I have a good friend who wears a bracelet with the names of a dozen or so friends who died while he was in Afghanistan with the U.S. Army. He tells of being ambushed multiple times and having to routinely carry 100-plus pounds of gear up huge mountains, at crazy elevation, in the dark, night after night. He still can’t hear out of one ear due to gunfire right next to his head during one ambush. I know others who have been shot at, blown up, and worked 13-hour days without rest seven days a week. I know veterans who suffer from post traumatic stress disorder (PTSD) and had a friend who eventually took his own life because of it. Veterans leave their friends and family for at least a year, travel to places well outside their comfort zone, and endure hardships I can’t imagine. What have I ever done that compares to what our American soldiers have done, and are doing still for this great country? Nothing.
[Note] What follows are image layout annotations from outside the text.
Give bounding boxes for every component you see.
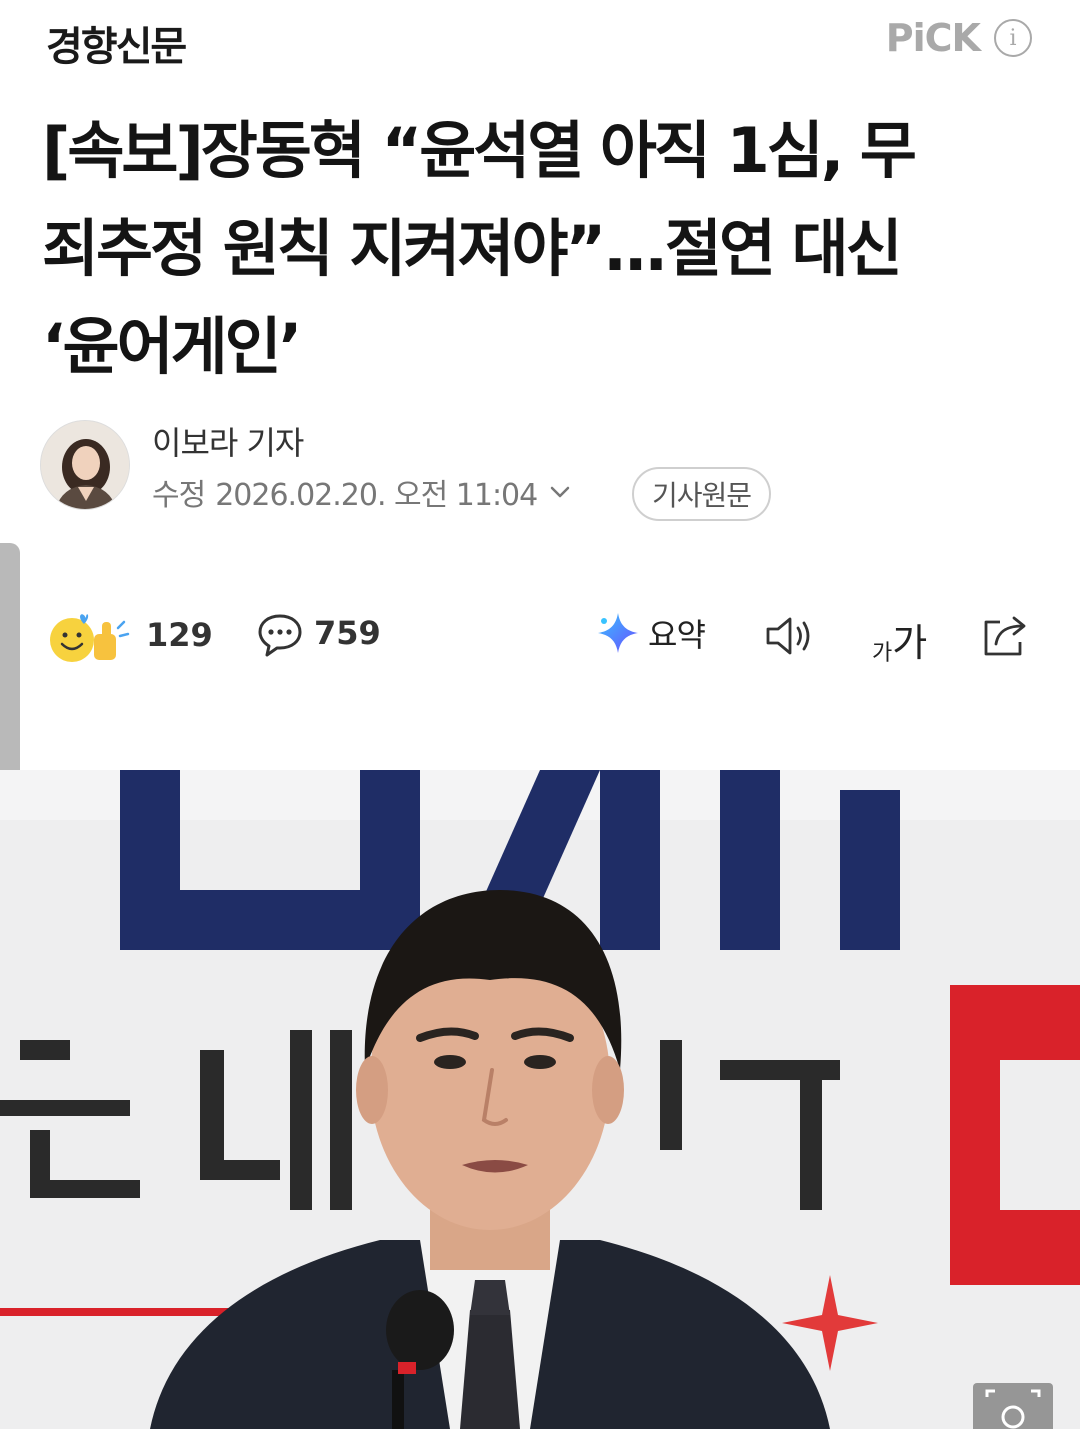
article-toolbar: 129 759 요약 가 가 (0, 598, 1080, 678)
sparkle-icon (598, 613, 638, 653)
speaker-icon[interactable] (764, 614, 820, 658)
reporter-avatar[interactable] (40, 420, 130, 510)
comment-bubble-icon[interactable] (256, 612, 304, 658)
date-value: 2026.02.20. 오전 11:04 (215, 478, 538, 513)
publisher-logo[interactable]: 경향신문 (46, 14, 187, 72)
article-photo[interactable] (0, 770, 1080, 1429)
headline-line: [속보]장동혁 “윤석열 아직 1심, 무 (42, 114, 917, 187)
reporter-name[interactable]: 이보라 기자 (152, 418, 304, 464)
smile-thumbs-icon[interactable] (46, 606, 132, 666)
summary-button[interactable]: 요약 (596, 610, 706, 656)
headline-line: 죄추정 원칙 지켜져야”...절연 대신 (42, 212, 903, 285)
article-page: 경향신문 PiCK i [속보]장동혁 “윤석열 아직 1심, 무 죄추정 원칙… (0, 0, 1080, 1429)
header: 경향신문 PiCK i (0, 0, 1080, 90)
date-label: 수정 (152, 478, 206, 513)
summary-label: 요약 (648, 616, 706, 654)
headline: [속보]장동혁 “윤석열 아직 1심, 무 죄추정 원칙 지켜져야”...절연 … (42, 102, 1052, 396)
share-icon[interactable] (980, 610, 1032, 660)
font-size-button[interactable]: 가 가 (872, 612, 927, 667)
headline-line: ‘윤어게인’ (42, 310, 302, 383)
image-lens-button[interactable] (973, 1383, 1053, 1429)
original-article-button[interactable]: 기사원문 (632, 467, 772, 521)
dateline[interactable]: 수정 2026.02.20. 오전 11:04 (152, 470, 573, 514)
chevron-down-icon[interactable] (547, 479, 573, 505)
font-size-small: 가 (872, 641, 893, 666)
camera-search-icon (985, 1389, 1041, 1429)
font-size-big: 가 (892, 621, 928, 665)
reaction-count: 129 (146, 616, 213, 654)
comment-count: 759 (314, 614, 381, 652)
info-icon[interactable]: i (994, 19, 1032, 57)
pick-label: PiCK (885, 16, 981, 60)
pick-badge[interactable]: PiCK i (886, 16, 1032, 60)
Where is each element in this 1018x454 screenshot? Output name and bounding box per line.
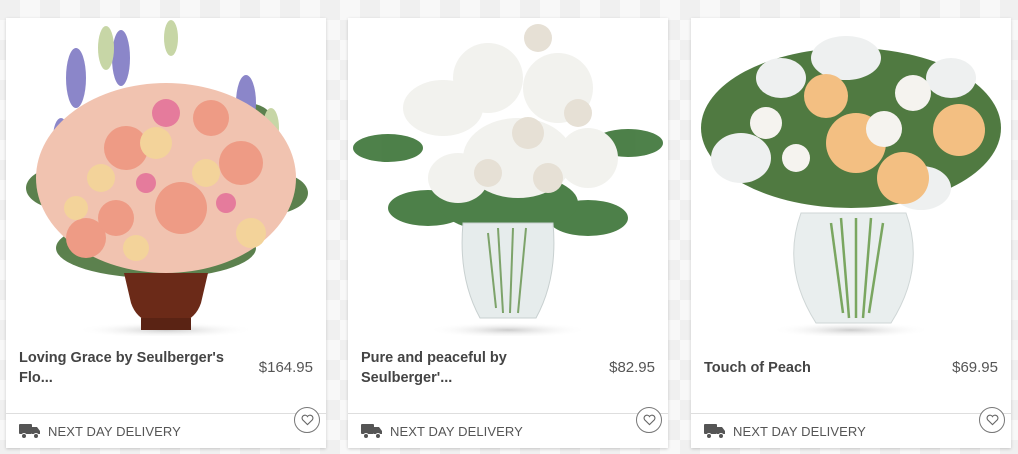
product-price: $69.95 [952, 359, 998, 376]
delivery-truck-icon [361, 424, 382, 439]
product-card[interactable]: Loving Grace by Seulberger's Flo... $164… [6, 18, 326, 448]
delivery-label: NEXT DAY DELIVERY [390, 424, 523, 439]
delivery-label: NEXT DAY DELIVERY [733, 424, 866, 439]
favorite-button[interactable] [979, 407, 1005, 433]
product-image[interactable] [6, 18, 326, 336]
product-card[interactable]: Touch of Peach $69.95 NEXT DAY DELIVERY [691, 18, 1011, 448]
product-title[interactable]: Pure and peaceful by Seulberger'... [361, 348, 576, 388]
favorite-button[interactable] [294, 407, 320, 433]
flower-arrangement-image [26, 20, 308, 336]
heart-icon [643, 414, 655, 426]
flower-arrangement-image [353, 24, 663, 336]
product-price: $82.95 [609, 359, 655, 376]
delivery-truck-icon [19, 424, 40, 439]
product-footer: NEXT DAY DELIVERY [691, 407, 1011, 448]
product-footer: NEXT DAY DELIVERY [6, 407, 326, 448]
product-image[interactable] [691, 18, 1011, 336]
delivery-label: NEXT DAY DELIVERY [48, 424, 181, 439]
delivery-truck-icon [704, 424, 725, 439]
favorite-button[interactable] [636, 407, 662, 433]
product-card[interactable]: Pure and peaceful by Seulberger'... $82.… [348, 18, 668, 448]
product-price: $164.95 [258, 359, 313, 376]
heart-icon [301, 414, 313, 426]
product-image[interactable] [348, 18, 668, 336]
product-title[interactable]: Touch of Peach [704, 358, 919, 378]
heart-icon [986, 414, 998, 426]
product-info: Touch of Peach $69.95 [691, 336, 1011, 414]
product-title[interactable]: Loving Grace by Seulberger's Flo... [19, 348, 234, 388]
product-footer: NEXT DAY DELIVERY [348, 407, 668, 448]
product-info: Loving Grace by Seulberger's Flo... $164… [6, 336, 326, 414]
flower-arrangement-image [701, 36, 1001, 336]
product-info: Pure and peaceful by Seulberger'... $82.… [348, 336, 668, 414]
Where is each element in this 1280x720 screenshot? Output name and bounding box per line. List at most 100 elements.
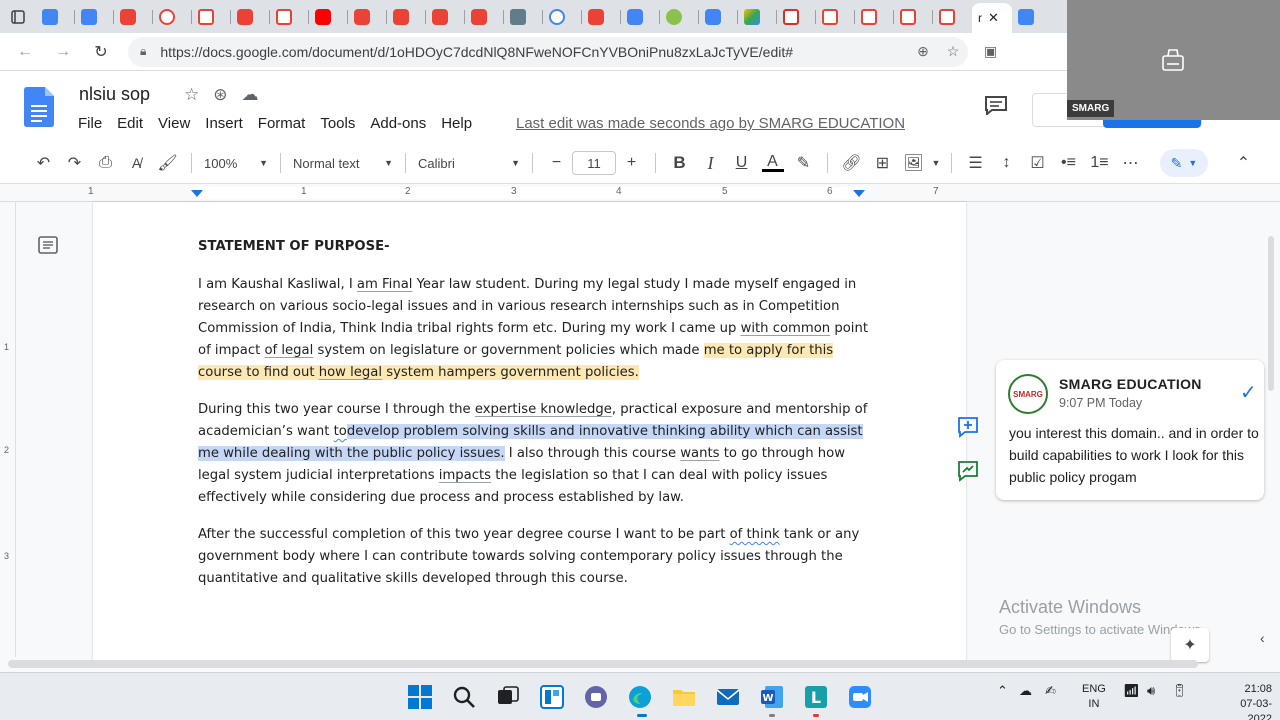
weather-cloud-icon[interactable]: ☁ — [1019, 683, 1032, 699]
undo-icon[interactable]: ↶ — [28, 149, 59, 177]
paragraph-1[interactable]: I am Kaushal Kasliwal, I am Final Year l… — [198, 274, 868, 384]
browser-tab[interactable] — [465, 4, 504, 30]
search-icon[interactable] — [451, 684, 477, 710]
comment-history-icon[interactable] — [984, 95, 1008, 115]
tab-actions-icon[interactable] — [8, 7, 28, 27]
last-edit-link[interactable]: Last edit was made seconds ago by SMARG … — [516, 115, 905, 132]
menu-insert[interactable]: Insert — [205, 115, 243, 132]
comment-card[interactable]: SMARG SMARG EDUCATION 9:07 PM Today ✓ yo… — [996, 360, 1264, 500]
line-spacing-icon[interactable]: ↕ — [991, 149, 1022, 177]
url-text[interactable]: https://docs.google.com/document/d/1oHDO… — [160, 44, 908, 60]
add-comment-icon[interactable] — [956, 415, 980, 439]
align-icon[interactable]: ☰ — [960, 149, 991, 177]
paragraph-2[interactable]: During this two year course I through th… — [198, 399, 868, 509]
decrease-font-size-button[interactable]: − — [541, 149, 572, 177]
browser-tab[interactable] — [309, 4, 348, 30]
browser-tab[interactable] — [816, 4, 855, 30]
bookmark-star-icon[interactable]: ☆ — [938, 43, 968, 60]
browser-tab[interactable] — [426, 4, 465, 30]
system-clock[interactable]: 21:08 07-03-2022 — [1226, 682, 1272, 720]
browser-tab[interactable] — [75, 4, 114, 30]
language-indicator[interactable]: ENG IN — [1082, 682, 1106, 712]
browser-tab[interactable] — [933, 4, 972, 30]
back-arrow-icon[interactable]: ← — [12, 39, 38, 65]
forward-arrow-icon[interactable]: → — [50, 39, 76, 65]
highlight-pen-icon[interactable]: ✎ — [788, 149, 819, 177]
document-title[interactable]: nlsiu sop — [79, 84, 150, 105]
pen-input-icon[interactable]: ✍︎ — [1045, 683, 1056, 699]
explore-button[interactable]: ✦ — [1171, 628, 1209, 662]
side-panel-toggle-icon[interactable]: ‹ — [1260, 630, 1265, 646]
paragraph-3[interactable]: After the successful completion of this … — [198, 524, 868, 590]
editing-mode-button[interactable]: ✎ ▼ — [1160, 149, 1208, 177]
menu-tools[interactable]: Tools — [320, 115, 355, 132]
task-view-icon[interactable] — [495, 684, 521, 710]
text-color-button[interactable]: A — [757, 149, 788, 177]
checklist-icon[interactable]: ☑ — [1022, 149, 1053, 177]
print-icon[interactable]: ⎙ — [90, 149, 121, 177]
browser-tab[interactable] — [777, 4, 816, 30]
numbered-list-icon[interactable]: 1≡ — [1084, 149, 1115, 177]
menu-edit[interactable]: Edit — [117, 115, 143, 132]
browser-tab[interactable] — [699, 4, 738, 30]
menu-help[interactable]: Help — [441, 115, 472, 132]
reload-icon[interactable]: ↻ — [88, 39, 114, 65]
browser-tab[interactable] — [231, 4, 270, 30]
document-body[interactable]: STATEMENT OF PURPOSE- I am Kaushal Kasli… — [198, 236, 868, 605]
star-icon[interactable]: ☆ — [184, 85, 199, 105]
document-outline-icon[interactable] — [38, 236, 58, 254]
browser-tab[interactable] — [855, 4, 894, 30]
browser-tab[interactable] — [738, 4, 777, 30]
browser-tab[interactable] — [36, 4, 75, 30]
recorder-app-icon[interactable]: L — [803, 684, 829, 710]
browser-tab[interactable] — [543, 4, 582, 30]
browser-tab[interactable] — [504, 4, 543, 30]
move-to-folder-icon[interactable]: ⊛ — [213, 85, 227, 105]
mail-icon[interactable] — [715, 684, 741, 710]
url-omnibox[interactable]: 🔒︎ https://docs.google.com/document/d/1o… — [128, 36, 968, 67]
volume-icon[interactable]: 🔊︎ — [1147, 683, 1155, 699]
more-options-icon[interactable]: ⋯ — [1115, 149, 1146, 177]
browser-tab[interactable] — [660, 4, 699, 30]
right-indent-marker[interactable] — [853, 190, 865, 197]
resolve-check-icon[interactable]: ✓ — [1240, 380, 1257, 405]
browser-tab[interactable] — [621, 4, 660, 30]
browser-tab[interactable] — [114, 4, 153, 30]
browser-tab[interactable] — [270, 4, 309, 30]
menu-add-ons[interactable]: Add-ons — [370, 115, 426, 132]
bold-button[interactable]: B — [664, 149, 695, 177]
windows-start-icon[interactable] — [407, 684, 433, 710]
insert-link-icon[interactable]: 🔗︎ — [836, 149, 867, 177]
browser-tab[interactable] — [894, 4, 933, 30]
menu-file[interactable]: File — [78, 115, 102, 132]
vertical-scrollbar[interactable] — [1268, 236, 1274, 391]
underline-button[interactable]: U — [726, 149, 757, 177]
browser-tab[interactable] — [192, 4, 231, 30]
docs-logo-icon[interactable] — [24, 87, 54, 127]
word-icon[interactable]: W — [759, 684, 785, 710]
extension-icon[interactable]: ▣ — [984, 43, 997, 60]
zoom-dropdown[interactable]: 100% ▼ — [200, 156, 272, 171]
redo-icon[interactable]: ↷ — [59, 149, 90, 177]
browser-tab[interactable] — [387, 4, 426, 30]
file-explorer-icon[interactable] — [671, 684, 697, 710]
collapse-menus-icon[interactable]: ⌃ — [1228, 149, 1259, 177]
browser-tab[interactable] — [348, 4, 387, 30]
bulleted-list-icon[interactable]: •≡ — [1053, 149, 1084, 177]
add-comment-icon[interactable]: ⊞ — [867, 149, 898, 177]
font-size-input[interactable]: 11 — [572, 151, 616, 175]
teams-chat-icon[interactable] — [583, 684, 609, 710]
left-indent-marker[interactable] — [191, 190, 203, 197]
wifi-icon[interactable]: 📶︎ — [1123, 683, 1140, 699]
increase-font-size-button[interactable]: + — [616, 149, 647, 177]
browser-tab[interactable] — [153, 4, 192, 30]
insert-image-icon[interactable]: 🖼︎ — [898, 149, 929, 177]
active-browser-tab[interactable]: r ✕ — [972, 3, 1012, 33]
image-dropdown-icon[interactable]: ▼ — [929, 149, 943, 177]
browser-tab[interactable] — [582, 4, 621, 30]
battery-icon[interactable]: 🔋︎ — [1171, 683, 1188, 699]
widgets-icon[interactable] — [539, 684, 565, 710]
browser-tab[interactable] — [1012, 4, 1051, 30]
suggest-edits-icon[interactable] — [956, 459, 980, 483]
tray-overflow-icon[interactable]: ⌃ — [997, 683, 1008, 699]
I was lucky to grow up in a family that deeply admired and respected our soldiers. My grandfather was in the Dutch Underground, hiding Jews with my grandmother and transporting ammunition in my uncle’s baby carriage. My father was in Vietnam, my brother in the Marines, my sister in the Navy, my brother-in-laws served in the Coast Guard and Air Force. I was the first child in our family not to join the military! I can’t thank my family and my friends enough for what they have done for the United States and for me. Freedom is something so many people around the world do not have. We are blessed beyond measure. But know that that blessing doesn’t come without a price. Men and women have bled and died since the beginning for the freedom our country enjoys and we often take it for granted.

To all veterans reading this, please accept my sincerest “Thank You.” We owe you everything.

Arlo Gagestein owns Competitive Edge Fitness in Ogden and ground fighting instructor for the Ogden City Police Department.